Down in front of the subdivision was a beach, where girls and women sunned, and swimmers, kids mostly, romped close to shore. Out on the lake, sailboats and motorboats of various sizes and shapes skimmed across the water. The cool breeze was soothing, and Nolan could have dropped down into a soft bed of grass and fallen asleep, had this been another time.
But it wasn’t.
He moved toward the boathouse, which was two stories of yellow stucco trimmed with brown wood, Swiss chaletstyle. Wooden stairs on either side met in a balcony that came across the front of the building and faced the lake, but not around the back. Trees and bushes and out-of-hand weeds crowded the boathouse; it had been some good time since a gardener tended these grounds.
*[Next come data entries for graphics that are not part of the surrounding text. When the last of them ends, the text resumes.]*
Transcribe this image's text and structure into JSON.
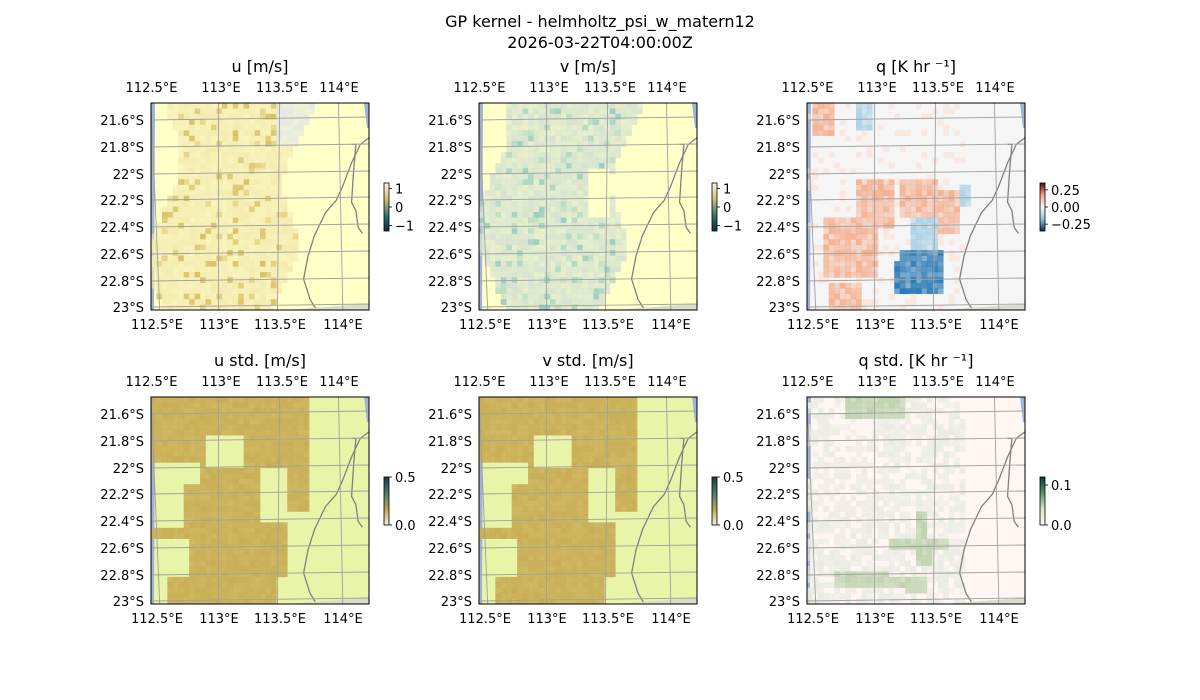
{
  "figure": {
    "title": "GP kernel - helmholtz_psi_w_matern12",
    "subtitle": "2026-03-22T04:00:00Z"
  },
  "chart_data": [
    {
      "type": "heatmap",
      "title": "u [m/s]",
      "xticks": [
        "112.5°E",
        "113°E",
        "113.5°E",
        "114°E"
      ],
      "yticks": [
        "21.6°S",
        "21.8°S",
        "22°S",
        "22.2°S",
        "22.4°S",
        "22.6°S",
        "22.8°S",
        "23°S"
      ],
      "colorbar": {
        "ticks": [
          "1",
          "0",
          "−1"
        ],
        "range": [
          -1.3,
          1.3
        ]
      },
      "colors": {
        "background": "#ffffc8",
        "field": "#f4ebb0",
        "speckle": "#d8c068",
        "water": "#9db4d8"
      }
    },
    {
      "type": "heatmap",
      "title": "v [m/s]",
      "xticks": [
        "112.5°E",
        "113°E",
        "113.5°E",
        "114°E"
      ],
      "yticks": [
        "21.6°S",
        "21.8°S",
        "22°S",
        "22.2°S",
        "22.4°S",
        "22.6°S",
        "22.8°S",
        "23°S"
      ],
      "colorbar": {
        "ticks": [
          "1",
          "0",
          "−1"
        ],
        "range": [
          -1.3,
          1.3
        ]
      },
      "colors": {
        "background": "#ffffc8",
        "field": "#d6e3d0",
        "speckle": "#9ccfc0",
        "water": "#9db4d8"
      }
    },
    {
      "type": "heatmap",
      "title": "q [K hr ⁻¹]",
      "xticks": [
        "112.5°E",
        "113°E",
        "113.5°E",
        "114°E"
      ],
      "yticks": [
        "21.6°S",
        "21.8°S",
        "22°S",
        "22.2°S",
        "22.4°S",
        "22.6°S",
        "22.8°S",
        "23°S"
      ],
      "colorbar": {
        "ticks": [
          "0.25",
          "0.00",
          "−0.25"
        ],
        "range": [
          -0.35,
          0.35
        ]
      },
      "colors": {
        "background": "#f5f5f5",
        "warm": "#f4a582",
        "cool": "#2c7bb6",
        "water": "#9db4d8"
      }
    },
    {
      "type": "heatmap",
      "title": "u std. [m/s]",
      "xticks": [
        "112.5°E",
        "113°E",
        "113.5°E",
        "114°E"
      ],
      "yticks": [
        "21.6°S",
        "21.8°S",
        "22°S",
        "22.2°S",
        "22.4°S",
        "22.6°S",
        "22.8°S",
        "23°S"
      ],
      "colorbar": {
        "ticks": [
          "0.5",
          "0.0"
        ],
        "range": [
          0,
          0.5
        ]
      },
      "colors": {
        "background": "#e8f4a8",
        "field": "#c9ae55",
        "water": "#9db4d8"
      }
    },
    {
      "type": "heatmap",
      "title": "v std. [m/s]",
      "xticks": [
        "112.5°E",
        "113°E",
        "113.5°E",
        "114°E"
      ],
      "yticks": [
        "21.6°S",
        "21.8°S",
        "22°S",
        "22.2°S",
        "22.4°S",
        "22.6°S",
        "22.8°S",
        "23°S"
      ],
      "colorbar": {
        "ticks": [
          "0.5",
          "0.0"
        ],
        "range": [
          0,
          0.5
        ]
      },
      "colors": {
        "background": "#e8f4a8",
        "field": "#c9ae55",
        "water": "#9db4d8"
      }
    },
    {
      "type": "heatmap",
      "title": "q std. [K hr ⁻¹]",
      "xticks": [
        "112.5°E",
        "113°E",
        "113.5°E",
        "114°E"
      ],
      "yticks": [
        "21.6°S",
        "21.8°S",
        "22°S",
        "22.2°S",
        "22.4°S",
        "22.6°S",
        "22.8°S",
        "23°S"
      ],
      "colorbar": {
        "ticks": [
          "0.1",
          "0.0"
        ],
        "range": [
          0,
          0.12
        ]
      },
      "colors": {
        "background": "#fff5f3",
        "field": "#e9ece2",
        "speckle": "#b8cfa8",
        "water": "#9db4d8"
      }
    }
  ]
}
He approached slowly, keeping down, pushing through the heavy bushes around the house, keeping under their cover. On his haunches, he moved along the side of the stucco wall, then eased carefully out onto the graveled drive, the balcony overhead shading him as he edged along the
garage door. The brown wood of the garage door didn’t quite match the wood trim and stairs and balcony, being more modern than the rest of this twenties vintage building; the door had windows strung across it that allowed Nolan to peek in at the blue Oldsmobile inside. One half of the garage had been meant for boat storage, but no boat was there now, just a dirty, long-discarded tarp that lay slumped across the spot where a boat had once rested. The garage was empty of people and, except for the Olds and the tarp, any sign of human life. Not a rake or a saw or a carjack or a pile of old newspapers, nothing. People didn’t live here anymore.